A few weeks ago we upgraded our slaves to 5.6.13 from the last 5.6 release candidate version. This resolved one of the issues we were seeing in the RC version, but it appears to have introduced a memory leak. The leak is very small, but slowly used all available memory (these 128GB boxes), the buffer pool is 72GB.
So the servers were using all of the available memory and Linux would reap the process (oom-killer). It took a few weeks for this happen, it is small leak. We might not have even noticed the issue because mysqld is restarted. In our case we don’t start slave on restart since we want to verify data before we start replication again. Our monitoring triggered an alert and that is when we reviewed the memory use and system logs and found the oom-killer entry in /var/log/messages. This happened on all of the slaves that were on 5.6.13.
We have masters that have not been upgraded yet and they don’t appear to be having problem.
I found a couple of notes on the 5.6.14 that suggests there was a known memory leak, but they seem to suggest it is a continual issue:
Has anyone else seen this? Could the bugs listed above be the problem? If they are does that mean that each thread created leaks memory?
Workload varies for the slaves, some have read traffic while others do not, but they all leaked memory at nearly the same rate.

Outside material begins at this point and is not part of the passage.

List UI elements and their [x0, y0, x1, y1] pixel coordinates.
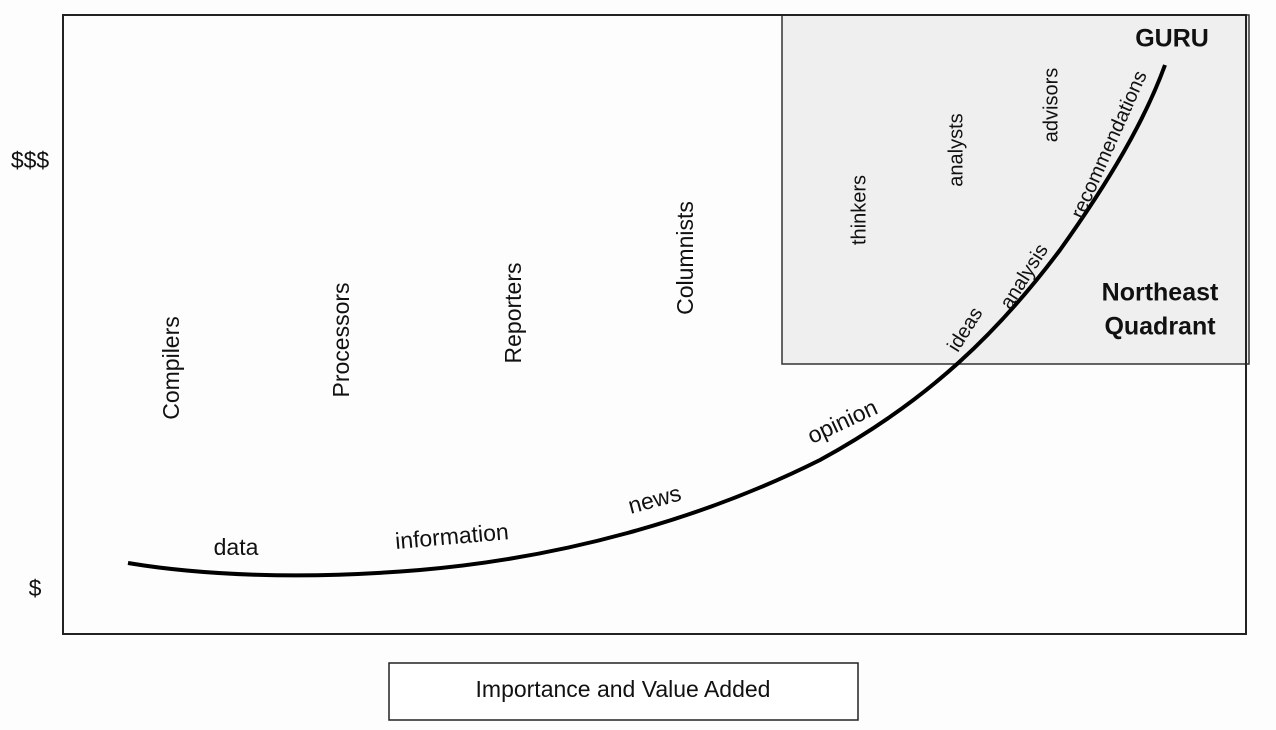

UPDATE - Tried two things in an attempt to resolve/reduce the memory leak.
1 - Turned off performance_schema, this did not change the memory leak pattern, but it did change (improve?) the overall memory usage. I made this change since users had reported a difference in memory usage then they migrated from 5.5 to 5.6
2 - Upgraded to 5.6.14 on some of the servers - This did not resolve the problem, but it might have slowed it.
Next test is to upgrade and disable the performance_schema on the same server, the initial tests were done in isolation.
I also forget to mention that we use the tcmalloc , so after the above test we will try alternate mallocs to rule that out. However all servers are using tcmalloc, so the only difference originally was the MySQL version and role.
The only other thing I can think of is that the replication code has the leak since it is only happening on slaves.